Although Alzheimer's disease affects tens of millions of people around the world, it is still difficult to detect it at an early stage. But scientists who deal with the possibilities of artificial intelligence in medicine have found that technology can help to diagnose treacherous diseases early. The California team has recently published a report on its Radiology study and demonstrated that once it was trained, the neural network was able to accurately diagnose Alzheimer's disease in a limited number of patients based on brain imaging visualizations that were performed years before the patients concerned were diagnosed by a physician.
The team uses imaging brain (FDG-PET imaging) to train and test their neural network. In the FDG, images of the patient's bloodstream are injected with the radioactive type of glucose, and his body tissue, including the brain, pushes him to the surface. Researchers and physicians can then use the PET scan to determine the metabolic activity of this tissue, depending on how much FDG is used.
The FDG-PET method is used to diagnose Alzheimer's disease, in patients who have a disease usually exhibit lower levels of metabolic activity in certain parts of the brain. However, experts have to analyze these images to find evidence of the disease, which becomes very difficult because mild cognitive impairment and Alzheimer's disease can lead to similar scan results.

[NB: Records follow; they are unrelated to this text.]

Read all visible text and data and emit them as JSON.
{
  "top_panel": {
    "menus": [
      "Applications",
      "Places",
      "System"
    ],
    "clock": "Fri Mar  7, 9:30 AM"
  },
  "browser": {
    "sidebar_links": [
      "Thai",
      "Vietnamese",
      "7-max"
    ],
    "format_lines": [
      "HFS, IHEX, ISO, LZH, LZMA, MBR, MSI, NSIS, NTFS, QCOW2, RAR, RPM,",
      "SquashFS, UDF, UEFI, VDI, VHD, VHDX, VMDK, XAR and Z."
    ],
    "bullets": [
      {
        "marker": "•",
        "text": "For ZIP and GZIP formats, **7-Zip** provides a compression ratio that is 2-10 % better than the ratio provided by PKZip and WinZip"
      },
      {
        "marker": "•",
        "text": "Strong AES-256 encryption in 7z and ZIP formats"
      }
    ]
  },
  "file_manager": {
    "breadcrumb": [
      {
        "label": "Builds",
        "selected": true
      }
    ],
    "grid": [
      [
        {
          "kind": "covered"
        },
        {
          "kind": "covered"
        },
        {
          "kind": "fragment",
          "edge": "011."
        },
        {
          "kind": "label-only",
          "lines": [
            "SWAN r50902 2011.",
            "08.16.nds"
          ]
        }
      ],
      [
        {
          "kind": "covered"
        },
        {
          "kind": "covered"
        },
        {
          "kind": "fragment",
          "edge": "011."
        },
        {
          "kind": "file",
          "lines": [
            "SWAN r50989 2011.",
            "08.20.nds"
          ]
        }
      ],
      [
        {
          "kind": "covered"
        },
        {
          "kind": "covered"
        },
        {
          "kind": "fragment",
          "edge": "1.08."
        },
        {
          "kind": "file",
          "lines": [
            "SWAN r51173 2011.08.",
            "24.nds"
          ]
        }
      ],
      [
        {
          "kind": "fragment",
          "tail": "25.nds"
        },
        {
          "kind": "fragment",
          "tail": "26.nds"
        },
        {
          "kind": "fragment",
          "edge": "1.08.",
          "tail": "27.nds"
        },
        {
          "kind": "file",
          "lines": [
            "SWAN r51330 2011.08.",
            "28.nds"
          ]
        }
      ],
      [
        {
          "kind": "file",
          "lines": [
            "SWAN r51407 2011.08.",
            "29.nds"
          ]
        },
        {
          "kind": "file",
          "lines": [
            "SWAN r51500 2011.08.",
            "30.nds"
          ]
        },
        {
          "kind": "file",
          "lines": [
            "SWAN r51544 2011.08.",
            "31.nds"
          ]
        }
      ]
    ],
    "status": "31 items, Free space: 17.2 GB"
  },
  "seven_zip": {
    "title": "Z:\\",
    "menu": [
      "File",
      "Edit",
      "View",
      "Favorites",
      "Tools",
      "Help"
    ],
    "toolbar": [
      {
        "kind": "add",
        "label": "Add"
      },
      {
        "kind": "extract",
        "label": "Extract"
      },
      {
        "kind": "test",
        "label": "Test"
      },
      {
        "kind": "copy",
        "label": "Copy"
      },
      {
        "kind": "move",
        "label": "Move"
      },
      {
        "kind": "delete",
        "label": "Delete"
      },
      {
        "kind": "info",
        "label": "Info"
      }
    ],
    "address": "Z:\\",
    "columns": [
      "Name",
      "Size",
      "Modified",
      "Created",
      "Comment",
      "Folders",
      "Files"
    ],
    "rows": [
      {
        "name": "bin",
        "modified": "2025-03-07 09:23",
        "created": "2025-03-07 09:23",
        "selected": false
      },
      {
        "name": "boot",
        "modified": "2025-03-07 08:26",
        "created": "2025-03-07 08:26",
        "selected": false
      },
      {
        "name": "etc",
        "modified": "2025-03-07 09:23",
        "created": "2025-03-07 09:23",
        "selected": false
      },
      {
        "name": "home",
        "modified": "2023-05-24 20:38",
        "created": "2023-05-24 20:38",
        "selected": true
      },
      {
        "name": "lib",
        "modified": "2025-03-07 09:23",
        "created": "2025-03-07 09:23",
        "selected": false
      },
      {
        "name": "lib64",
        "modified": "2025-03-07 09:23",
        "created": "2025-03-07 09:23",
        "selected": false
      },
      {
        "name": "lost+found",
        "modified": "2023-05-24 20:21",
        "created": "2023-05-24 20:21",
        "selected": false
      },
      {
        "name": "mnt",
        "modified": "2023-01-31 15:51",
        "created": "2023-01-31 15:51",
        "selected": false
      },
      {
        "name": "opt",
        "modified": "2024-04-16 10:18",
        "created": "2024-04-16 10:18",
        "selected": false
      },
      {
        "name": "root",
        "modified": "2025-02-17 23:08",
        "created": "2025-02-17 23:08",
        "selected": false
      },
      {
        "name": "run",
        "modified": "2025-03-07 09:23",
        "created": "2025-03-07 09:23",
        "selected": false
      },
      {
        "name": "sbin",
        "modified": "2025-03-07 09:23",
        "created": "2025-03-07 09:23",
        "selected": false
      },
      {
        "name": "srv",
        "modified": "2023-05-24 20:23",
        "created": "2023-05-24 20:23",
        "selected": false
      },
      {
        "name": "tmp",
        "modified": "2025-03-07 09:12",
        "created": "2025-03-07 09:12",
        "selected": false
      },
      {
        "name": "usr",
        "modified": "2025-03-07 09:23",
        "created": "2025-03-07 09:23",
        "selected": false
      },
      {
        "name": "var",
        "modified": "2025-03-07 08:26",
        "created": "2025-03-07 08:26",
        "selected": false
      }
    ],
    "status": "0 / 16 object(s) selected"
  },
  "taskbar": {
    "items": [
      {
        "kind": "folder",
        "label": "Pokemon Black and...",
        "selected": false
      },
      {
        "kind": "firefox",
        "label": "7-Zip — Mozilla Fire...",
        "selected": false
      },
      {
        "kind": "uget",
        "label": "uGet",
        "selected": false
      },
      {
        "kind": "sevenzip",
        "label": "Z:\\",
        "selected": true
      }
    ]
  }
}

Therefore, the team uses 2,109 FDG-PET images from 1002 patients, trains their neural network to 90% and tests them for the remaining 10%. She also runs tests with a single set of 40 patients scanned between 2006 and 2016, then compares findings of artificial intelligence with the results of a group of experts who analyze the same data.
With a separate set of test data, artificial intelligence is able to diagnose patients with Alzheimer's disease with 100% accuracy and 82% accuracy to those who do not suffer from a traumatic illness. It can also predict on average more than six years. For comparison, a group of physicians who participated in the same scanned images identified patients with Alzheimer's disease in 57% of cases and patients without disease – 91%. However, the differences in mechanical and human performance are not so noticeable as regards the diagnosis of mild cognitive impairment not typical of Alzheimer's disease.
Researchers note that their research has several limitations, including a small amount of trial data and limited types of training data.